Luis Fernando Andrade

| 5/3/2002 12:00:00 AM

Gerencia de fusiones y adquisiciones

Los procesos de fusiones y adquisiciones han probado destruir valor con mayor frecuencia que el que han logrado crear. Sin embargo, cuando son ejecutados con base en objetivos estratégicos claros, las probabilidades de éxito mejoran significativamente.

por Luis Fernando Andrade

Numerosos estudios han mostrado que los procesos de fusiones y adquisiciones (M&A), al igual que los de alianzas, destruyen valor para la compañía adquirente por lo menos la mitad de las veces. Un estudio elaborado por McKinsey en 485 compañías y que involucra 5.000 procesos de fusiones y/o adquisiciones, muestra que las compañías que sobresalen por gerenciar de manera exitosa transacciones de este tipo, se apegan rigurosamente a cuatro principios claves:



1. Desarrollan objetivos estratégicos de adquisición claros.



2. Ejecutan solo transacciones consistentes con los objetivos definidos.



3. Ejecutan procesos de manera rápida y con el menor nivel de conflicto posible.



4. Sistemáticamente, incorporan en su plataforma de capacidades las experiencias adquiridas.



El desarrollo de objetivos estratégicos claros hace referencia al entendimiento que encontramos en estas compañías sobre la etapa de crecimiento en que se encuentran sus negocios y al racional estratégico de las transacciones realizadas. Típicamente, un negocio pasa por tres etapas: emergente, de desarrollo y de madurez. En cada una de estas etapas, las necesidades son distintas; por ejemplo, en una etapa emergente, la compañía estará concentrada en construir su base de clientes y probar su tecnología; mientras que en la etapa de madurez, la prioridad será la de obtener economías de escala e integrar procesos.

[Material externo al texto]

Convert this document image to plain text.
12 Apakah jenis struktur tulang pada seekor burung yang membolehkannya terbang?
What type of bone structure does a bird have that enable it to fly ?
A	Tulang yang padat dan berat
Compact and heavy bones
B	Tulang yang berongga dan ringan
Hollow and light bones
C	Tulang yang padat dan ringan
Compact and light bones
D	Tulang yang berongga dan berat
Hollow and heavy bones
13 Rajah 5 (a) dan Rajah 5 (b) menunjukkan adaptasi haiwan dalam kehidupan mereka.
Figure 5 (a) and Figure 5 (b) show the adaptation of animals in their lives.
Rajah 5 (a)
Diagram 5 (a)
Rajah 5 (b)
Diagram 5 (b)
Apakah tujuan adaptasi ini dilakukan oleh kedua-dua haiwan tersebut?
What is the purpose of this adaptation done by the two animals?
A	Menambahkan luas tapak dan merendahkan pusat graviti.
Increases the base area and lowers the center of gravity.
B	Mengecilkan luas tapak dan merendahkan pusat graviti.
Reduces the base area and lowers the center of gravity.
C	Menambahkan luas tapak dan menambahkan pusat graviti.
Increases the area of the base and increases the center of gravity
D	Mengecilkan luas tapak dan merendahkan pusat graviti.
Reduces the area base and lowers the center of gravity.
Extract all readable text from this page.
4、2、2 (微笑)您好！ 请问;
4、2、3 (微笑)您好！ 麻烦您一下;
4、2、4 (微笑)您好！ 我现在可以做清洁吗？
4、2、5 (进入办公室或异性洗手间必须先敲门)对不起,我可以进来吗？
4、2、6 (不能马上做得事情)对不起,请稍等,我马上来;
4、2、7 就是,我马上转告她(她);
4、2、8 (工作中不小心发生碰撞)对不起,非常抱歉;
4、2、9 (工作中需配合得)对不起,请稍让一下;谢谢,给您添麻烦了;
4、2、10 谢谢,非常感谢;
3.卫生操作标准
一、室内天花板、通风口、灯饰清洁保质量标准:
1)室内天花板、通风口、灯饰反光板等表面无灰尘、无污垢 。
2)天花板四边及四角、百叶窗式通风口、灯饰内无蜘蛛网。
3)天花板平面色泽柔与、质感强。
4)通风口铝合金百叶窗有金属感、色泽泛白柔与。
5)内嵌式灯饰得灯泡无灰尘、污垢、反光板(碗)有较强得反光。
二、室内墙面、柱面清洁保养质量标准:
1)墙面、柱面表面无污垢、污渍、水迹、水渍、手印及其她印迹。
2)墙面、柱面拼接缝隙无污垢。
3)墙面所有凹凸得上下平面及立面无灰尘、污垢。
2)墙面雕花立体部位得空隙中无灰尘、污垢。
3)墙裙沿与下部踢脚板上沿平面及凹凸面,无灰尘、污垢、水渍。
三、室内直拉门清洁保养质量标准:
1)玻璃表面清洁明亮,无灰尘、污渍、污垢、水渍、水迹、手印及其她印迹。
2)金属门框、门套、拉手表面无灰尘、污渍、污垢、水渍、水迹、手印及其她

Las compañías identificadas como excepcionales en procesos de fusiones y adquisiciones ejecutan transacciones en las cuales los aportes de la compañía adquirida responden de manera clara al estado de desarrollo de la unidad de negocio adquirente, esto es, las compañías adquiridas fortalecían su posición estratégica ya fuera incrementando su base de clientes, consolidando negocios o abriendo nuevas oportunidades de crecimiento.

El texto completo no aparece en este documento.